そこで俺の話を黙って聞いていたチャニョルが漸く口を開いた。

「………ベッキョッナ」

「ん?」

「……僕な、根本的に女の子苦手なんを克服したいから…それには会話の練習とかより、もっとこう……荒療治みたいな方がええかもしれへん……」

「荒療治…??」

「うん…例えばスキンシップとか…」

チャニョルは目を伏せて僅かに間を置いてから次の言葉を継いだ。

「…手ぇ繋いだらアカンかな…」

テヲツナグ……???
手を繋ぐって…俺と、か?!

「……あんなチャニョラ、会話の練習するぐらいやったらまだ俺でも役に立てるかもしらんけど、女の子苦手なんを克服するのが目的の荒療治やのに相手が男の俺やったら意味ないやろ?男の俺とスキンシップして女の子に免疫つくとはとても思われへん…」

「じゃあ、お芝居とかはどうなるん?男の人が女役やってラブストーリー演じたりするやん?相手役の人はお芝居の間はちゃんと“女の恋人”として思ってるんとちゃう?それと同じなんとちゃうかな。僕は意味ないとは思わへんよ」

「いや、ほんまに“女の恋人”と思えてるかはわからんやん?それに、そもそもそれとこれとは別y……」

言い終わる前にチャニョルは俺の手を掴んだ。怯んでしまいそうなほど真剣な目で見つめられる。

「意味あると思う…ベッキョンとやったら…」

チャニョルは俺の手を両手で包み込んだ。

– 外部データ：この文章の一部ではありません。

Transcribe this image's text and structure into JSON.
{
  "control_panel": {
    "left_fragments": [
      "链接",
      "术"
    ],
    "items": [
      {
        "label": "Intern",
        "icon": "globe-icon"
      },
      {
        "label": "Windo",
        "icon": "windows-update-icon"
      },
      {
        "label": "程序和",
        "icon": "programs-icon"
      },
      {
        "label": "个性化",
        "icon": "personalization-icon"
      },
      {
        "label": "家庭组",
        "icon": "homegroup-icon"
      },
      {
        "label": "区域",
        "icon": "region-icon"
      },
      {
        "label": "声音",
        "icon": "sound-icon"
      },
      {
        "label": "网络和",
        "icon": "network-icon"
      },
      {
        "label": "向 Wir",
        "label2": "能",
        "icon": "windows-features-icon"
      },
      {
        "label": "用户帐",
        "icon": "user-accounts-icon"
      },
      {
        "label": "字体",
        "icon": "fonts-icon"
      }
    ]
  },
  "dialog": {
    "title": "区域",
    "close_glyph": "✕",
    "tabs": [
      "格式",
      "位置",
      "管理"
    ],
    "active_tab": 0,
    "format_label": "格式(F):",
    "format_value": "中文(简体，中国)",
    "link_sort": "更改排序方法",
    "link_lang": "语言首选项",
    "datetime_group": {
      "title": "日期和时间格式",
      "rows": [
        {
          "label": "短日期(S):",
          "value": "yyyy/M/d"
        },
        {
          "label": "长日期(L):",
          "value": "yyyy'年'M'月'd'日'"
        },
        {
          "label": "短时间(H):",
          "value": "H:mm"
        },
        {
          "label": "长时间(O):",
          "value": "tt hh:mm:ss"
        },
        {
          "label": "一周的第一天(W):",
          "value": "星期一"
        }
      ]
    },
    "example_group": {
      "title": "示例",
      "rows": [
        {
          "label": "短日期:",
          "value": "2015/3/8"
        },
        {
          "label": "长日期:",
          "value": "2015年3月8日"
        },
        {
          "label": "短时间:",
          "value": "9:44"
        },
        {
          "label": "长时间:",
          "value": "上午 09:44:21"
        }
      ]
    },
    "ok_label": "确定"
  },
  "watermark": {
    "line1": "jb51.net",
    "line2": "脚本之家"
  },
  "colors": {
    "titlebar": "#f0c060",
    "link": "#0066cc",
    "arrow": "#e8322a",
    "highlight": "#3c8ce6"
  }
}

そして徐に、親指から順番に指の一本一本を付け根から爪先に向かってそっと撫ではじめた。

「……綺麗な手やね」
小指まで撫で終わるとうっとりと呟いた。掴んでいた手を離し腰を浮かせたかと思うと、チャニョルは向かい合わせの場所から俺のすぐ隣に座り直した。
隣に来たあと、また俺の手を握る。今度は右手でぎゅっと痛いくらい強く握り繋がれる。チャニョルはその手を自分の胸のそばに持っていっていき抱き抱えるようにして言った。

「しばらくこのままでおろう…?」

大きな瞳でこちらを覗き込まれて頼まれたら、この目に弱い俺が断れるはずがなかった。